In the early 1840s, a few emigrants traveling on the trail from Muscatine to Fort Des Moines began to settle at the site of Hinkletown. Formal land purchases in abstracts begin to show up in 1850. A saw mill was built in the 1850s at this site, which indicates the need for lumber for the growing community.
One family's account of their ancestors' 1857 settlement describes this:
"Hinkletown was a busy village with the usual activities of a country town. An ambitious Irish and English community kept things lively. There was a store where necessities could be obtained, a blacksmith shop, a sawmill where lumber could be made from a man's own logs." - Nellie Maude Bever
Brick manufacturing began at Hinkletown as early as 1852, operated by William J. Watkins.
The name of "Hinkletown" has its roots with a 27 year old man, Harmon Hinkle, who moved to the site in 1859. He and his parents, George Washington Hinkle and Mary "Polly" Bush Hinkle were early settlers of Washington County, Iowa in the year 1840.
In 1859, Harmon Hinkle began farming and also sold goods that he commissioned from Nathan Littler. He opened a store in the business district about 1860.
In 1861, Hinkle traded his farm near the new village for the sawmill built by Patrick W. Rock. He soon built a new home next to the sawmill and general store. It is also written that he operated a grain business and implement shop. During this time several other businesses opened in the town, including two other stores, carpet manufacturing, basket weaving, a doctor's office and a newspaper.
The town was never "laid out" or platted like many towns, but simply started developing along both sides of the county line of Iowa and Keokuk Counties. No one knows exactly when "Hinkletown" became a commonly applied name, but it does show up formally in the 1874 Iowa County Atlas with a mapped business district.
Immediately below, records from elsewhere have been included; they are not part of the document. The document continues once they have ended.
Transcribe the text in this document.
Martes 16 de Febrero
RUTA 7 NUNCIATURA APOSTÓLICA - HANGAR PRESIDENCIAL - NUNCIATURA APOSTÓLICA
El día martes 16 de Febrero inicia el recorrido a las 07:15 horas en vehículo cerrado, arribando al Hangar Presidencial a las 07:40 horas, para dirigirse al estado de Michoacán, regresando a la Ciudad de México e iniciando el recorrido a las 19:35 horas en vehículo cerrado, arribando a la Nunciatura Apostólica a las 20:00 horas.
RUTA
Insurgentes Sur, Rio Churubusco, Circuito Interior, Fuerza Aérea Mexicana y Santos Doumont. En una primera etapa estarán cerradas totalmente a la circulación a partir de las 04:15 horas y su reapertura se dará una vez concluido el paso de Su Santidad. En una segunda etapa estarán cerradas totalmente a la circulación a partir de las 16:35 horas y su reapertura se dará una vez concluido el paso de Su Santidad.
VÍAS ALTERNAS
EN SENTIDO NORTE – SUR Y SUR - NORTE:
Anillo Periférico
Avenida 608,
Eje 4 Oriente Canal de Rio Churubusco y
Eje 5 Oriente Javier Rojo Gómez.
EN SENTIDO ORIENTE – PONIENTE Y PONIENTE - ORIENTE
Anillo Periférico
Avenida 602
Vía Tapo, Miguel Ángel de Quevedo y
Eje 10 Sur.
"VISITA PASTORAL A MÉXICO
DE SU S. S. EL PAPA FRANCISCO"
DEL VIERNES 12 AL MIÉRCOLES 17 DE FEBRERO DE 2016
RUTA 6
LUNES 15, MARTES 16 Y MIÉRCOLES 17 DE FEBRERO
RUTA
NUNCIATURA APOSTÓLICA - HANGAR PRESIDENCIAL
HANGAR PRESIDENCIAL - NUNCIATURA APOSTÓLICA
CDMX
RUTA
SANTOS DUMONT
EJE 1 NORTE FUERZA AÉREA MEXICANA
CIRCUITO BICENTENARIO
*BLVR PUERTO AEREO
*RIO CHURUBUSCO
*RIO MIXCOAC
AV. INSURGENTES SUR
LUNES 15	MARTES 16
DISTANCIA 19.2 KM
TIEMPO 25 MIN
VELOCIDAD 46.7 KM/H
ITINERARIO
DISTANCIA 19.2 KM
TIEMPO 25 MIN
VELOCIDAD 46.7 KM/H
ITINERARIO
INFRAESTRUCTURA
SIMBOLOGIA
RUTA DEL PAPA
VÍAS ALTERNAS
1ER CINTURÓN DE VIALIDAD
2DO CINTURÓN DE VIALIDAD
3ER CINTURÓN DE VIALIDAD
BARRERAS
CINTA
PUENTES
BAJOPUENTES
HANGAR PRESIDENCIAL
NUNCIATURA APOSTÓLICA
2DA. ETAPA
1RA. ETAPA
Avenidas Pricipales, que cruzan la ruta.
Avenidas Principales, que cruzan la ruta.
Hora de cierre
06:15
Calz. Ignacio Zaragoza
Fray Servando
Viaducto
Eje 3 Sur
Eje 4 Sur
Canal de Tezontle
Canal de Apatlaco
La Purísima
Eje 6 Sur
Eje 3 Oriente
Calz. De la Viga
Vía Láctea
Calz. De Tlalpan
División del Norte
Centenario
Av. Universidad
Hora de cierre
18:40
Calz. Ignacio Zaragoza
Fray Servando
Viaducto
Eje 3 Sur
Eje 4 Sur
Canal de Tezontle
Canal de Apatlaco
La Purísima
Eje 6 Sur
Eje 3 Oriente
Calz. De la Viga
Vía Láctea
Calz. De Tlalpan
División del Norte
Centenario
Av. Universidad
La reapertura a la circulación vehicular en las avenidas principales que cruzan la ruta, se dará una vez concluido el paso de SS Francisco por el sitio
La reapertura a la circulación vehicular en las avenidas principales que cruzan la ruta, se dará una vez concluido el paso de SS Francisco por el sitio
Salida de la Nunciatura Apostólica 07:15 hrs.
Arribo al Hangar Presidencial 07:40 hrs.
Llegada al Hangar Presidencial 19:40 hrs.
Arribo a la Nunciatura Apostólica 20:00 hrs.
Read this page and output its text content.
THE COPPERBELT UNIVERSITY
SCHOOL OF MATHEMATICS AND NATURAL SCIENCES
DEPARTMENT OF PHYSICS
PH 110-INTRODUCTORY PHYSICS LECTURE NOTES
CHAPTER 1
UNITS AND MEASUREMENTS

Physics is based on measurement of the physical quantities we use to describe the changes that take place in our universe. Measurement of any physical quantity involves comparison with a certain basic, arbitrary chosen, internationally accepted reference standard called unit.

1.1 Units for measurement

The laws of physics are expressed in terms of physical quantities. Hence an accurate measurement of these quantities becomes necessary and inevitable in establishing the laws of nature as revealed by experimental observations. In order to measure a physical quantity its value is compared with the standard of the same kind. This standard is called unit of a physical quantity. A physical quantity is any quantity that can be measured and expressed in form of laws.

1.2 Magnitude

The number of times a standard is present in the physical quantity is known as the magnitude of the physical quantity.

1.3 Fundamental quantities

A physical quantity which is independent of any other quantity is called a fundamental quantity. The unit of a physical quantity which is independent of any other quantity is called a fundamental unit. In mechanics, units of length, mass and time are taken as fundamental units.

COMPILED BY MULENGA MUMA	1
It is also referred to in early railroad maps, state maps and both Iowa and Keokuk County Atlases. The 1874 Keokuk County Atlas refers to "Hinkleville", but changed it to Hinkletown by 1887.
The town's church was St. Patrick's Little Creek Catholic Church, and the first school was called Hickory Grove, later rebuilt next to the business district and named Hickory Ridge. The school operated until the 1949.
Carl Hogendorn, publisher of the North English Record from 1944 - 1972 wrote a few articles about Hinkletown during his tenure. In one article he wrote: "Hinkletown was a thriving village located just a few miles east of North English over 100 years ago. Hinkletown had a great many businesses, a school, a church, two lodges, Masonic and Odd Fellows, a lumber mill, brick manufacturing works, and quite a large residential area."
During the mid - late 1800's, as many as 83 students attended the school in one session, which indicates the number of families living in and around Hinkletown.
Today, very little remains that would indicate that a town ever existed at this site. A hand pump protrudes from a water well, and a worn stone foundation marks the site of the school. You can't dig a hole or till a field around the site of Hinkletown without finding a few bricks.